Semua orang pasti menggunakan Visual Display Terminal (VDT) seperti laptop, komputer, tablet, dan smartphone dalam kegiatan sehari-harinya. Penggunaan VDT dalam jangka waktu lama akan menyebabkan sekumpulan gejala yang disebut Digital Eye Strain (DES). Penelitian tentang DES yang ada di Indonesia masih tergolong kurang. Faktor-faktor yang berkontribusi terhadap DES dianalisis dalam penelitian ini. Penelitian ini bersifat analitik cross-sectional dengan menggunakan kuesioner online. Sampel yang digunakan adalah 209 mahasiswa Program Studi Sarjana Kedokteran Universitas Udayana angkatan 2018-2019. Sampel diperoleh dengan metode purposive sampling. Data yang diambil berupa usia, jenis kelamin, jenis VDT, durasi istirahat, dan gejala yang dialami. Dilakukan analisis univariat dan bivariat dengan uji chi-square yang ditampilkan dalam bentuk narasi dan tabel. Sebanyak 78 mahasiswa laki-laki (37,3%) dan 131 mahasiswa perempuan (62,7%) mengisi kuesioner online penelitian ini. Sebanyak 120 mahasiswa (57,4%) mengalami gejala DES, 170 mahasiswa (81,3%) menggunakan VDT genggaman, dan 112 mahasiswa (53,6%) beristirahat kurang dari 10 menit. Hasil analisis menunjukkan jenis kelamin perempuan (p = 0,024; 95% IK : 1,022 – 1,745) dan durasi istirahat kurang dari 10 menit (p < 0,001; 95% IK : 1,424 – 2,453) memiliki hubungan yang signifikan dengan DES. Dapat disimpulkan bahwa perempuan lebih berisiko terkena DES dan istirahat dengan durasi setidaknya 10 menit setelah penggunaan VDT menurunkan risiko DES.
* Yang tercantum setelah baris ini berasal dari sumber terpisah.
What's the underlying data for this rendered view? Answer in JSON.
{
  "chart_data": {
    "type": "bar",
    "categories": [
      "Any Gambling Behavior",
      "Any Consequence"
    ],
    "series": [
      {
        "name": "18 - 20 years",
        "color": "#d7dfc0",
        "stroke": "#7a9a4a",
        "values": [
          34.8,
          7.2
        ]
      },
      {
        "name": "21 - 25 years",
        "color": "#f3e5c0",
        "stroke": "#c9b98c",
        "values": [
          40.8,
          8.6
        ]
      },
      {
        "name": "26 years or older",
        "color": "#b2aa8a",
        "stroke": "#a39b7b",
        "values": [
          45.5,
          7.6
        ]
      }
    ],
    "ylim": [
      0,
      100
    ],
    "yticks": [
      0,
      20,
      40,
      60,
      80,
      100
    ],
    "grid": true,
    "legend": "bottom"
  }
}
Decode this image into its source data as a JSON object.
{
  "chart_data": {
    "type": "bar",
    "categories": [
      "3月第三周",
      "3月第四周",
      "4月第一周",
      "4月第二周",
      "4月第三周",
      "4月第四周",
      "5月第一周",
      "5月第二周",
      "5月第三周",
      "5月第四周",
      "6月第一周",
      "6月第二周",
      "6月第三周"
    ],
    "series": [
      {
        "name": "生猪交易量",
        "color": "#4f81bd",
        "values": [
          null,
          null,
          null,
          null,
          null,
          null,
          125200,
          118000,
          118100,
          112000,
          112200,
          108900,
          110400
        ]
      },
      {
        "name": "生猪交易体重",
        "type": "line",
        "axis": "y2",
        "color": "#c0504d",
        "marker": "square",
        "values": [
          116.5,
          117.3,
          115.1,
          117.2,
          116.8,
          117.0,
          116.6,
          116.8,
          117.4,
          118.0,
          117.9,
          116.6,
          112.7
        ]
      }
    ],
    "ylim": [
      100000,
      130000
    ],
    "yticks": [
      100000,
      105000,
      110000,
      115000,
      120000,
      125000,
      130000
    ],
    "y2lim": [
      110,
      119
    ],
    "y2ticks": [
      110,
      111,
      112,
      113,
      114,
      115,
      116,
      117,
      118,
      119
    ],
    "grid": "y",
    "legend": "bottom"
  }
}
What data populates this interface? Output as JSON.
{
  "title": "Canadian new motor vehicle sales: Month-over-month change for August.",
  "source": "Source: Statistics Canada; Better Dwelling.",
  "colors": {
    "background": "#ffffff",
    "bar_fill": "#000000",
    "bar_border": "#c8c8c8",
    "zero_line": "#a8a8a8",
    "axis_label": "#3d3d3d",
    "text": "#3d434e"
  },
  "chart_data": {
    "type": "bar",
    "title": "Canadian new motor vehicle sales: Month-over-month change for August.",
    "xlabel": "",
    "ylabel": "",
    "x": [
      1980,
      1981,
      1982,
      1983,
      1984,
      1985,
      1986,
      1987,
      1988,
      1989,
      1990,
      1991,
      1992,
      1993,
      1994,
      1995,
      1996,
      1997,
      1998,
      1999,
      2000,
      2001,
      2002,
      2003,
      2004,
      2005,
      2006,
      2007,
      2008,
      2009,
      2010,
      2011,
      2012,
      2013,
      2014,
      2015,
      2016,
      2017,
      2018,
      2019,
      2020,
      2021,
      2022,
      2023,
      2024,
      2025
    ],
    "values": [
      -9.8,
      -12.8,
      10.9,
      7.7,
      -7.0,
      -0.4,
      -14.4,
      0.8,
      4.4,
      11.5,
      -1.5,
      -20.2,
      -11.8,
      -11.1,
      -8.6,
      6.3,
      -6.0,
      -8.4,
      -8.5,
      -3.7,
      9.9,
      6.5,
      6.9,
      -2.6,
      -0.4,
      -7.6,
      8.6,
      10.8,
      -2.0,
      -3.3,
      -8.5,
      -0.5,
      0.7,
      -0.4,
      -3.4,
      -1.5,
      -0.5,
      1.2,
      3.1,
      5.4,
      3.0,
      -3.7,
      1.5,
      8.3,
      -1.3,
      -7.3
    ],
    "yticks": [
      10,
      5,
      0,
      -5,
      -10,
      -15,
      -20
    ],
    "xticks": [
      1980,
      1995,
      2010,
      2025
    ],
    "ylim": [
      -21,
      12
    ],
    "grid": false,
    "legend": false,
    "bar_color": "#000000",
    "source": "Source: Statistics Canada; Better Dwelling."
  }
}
Kata kunci: digital eye strain, jenis kelamin, durasi istirahat.

ABSTRACT

Everyone is using Visual Display Terminal (VDT) such as laptop, computer, tablet, and smartphone in their daily lives. Long-term usage of VDT will cause a group of symptoms known as Digital Eye Strain (DES). Research regarding DES in Indonesia is considerably low. Contributary factors of DES were identified in this research. This analytical study was using a cross-sectional design with an online self-administered questionnaire. Two hundred and nine medical students of Udayana University class 2018-2019 were chosen by purposive sampling and participated in the research. The collected data were respondents’ age, sex, types of VDT, break duration, and symptoms. Univariate analysis and chi-square analysis were done and presented in narratives and tables. Seventy-eight male students (37.3%) and 131 female students (62.7%) completed the online questionnaire. One hundred and twenty students (57.4%) had DES symptoms, 170 students (81.3%) were using handheld VDT and 112 students (53.6%) had less than 10 minutes break. The analysis revealed that female sex (p = 0.024; 95% CI: 1.022 – 1.745) and less than 10 minutes break (p < 0.001; 95% CI: 1.424 – 2.453) were significantly associated with DES. It can be concluded that female has a higher risk of DES and taking breaks for at least 10 minutes after using VDT decreases the risk of DES.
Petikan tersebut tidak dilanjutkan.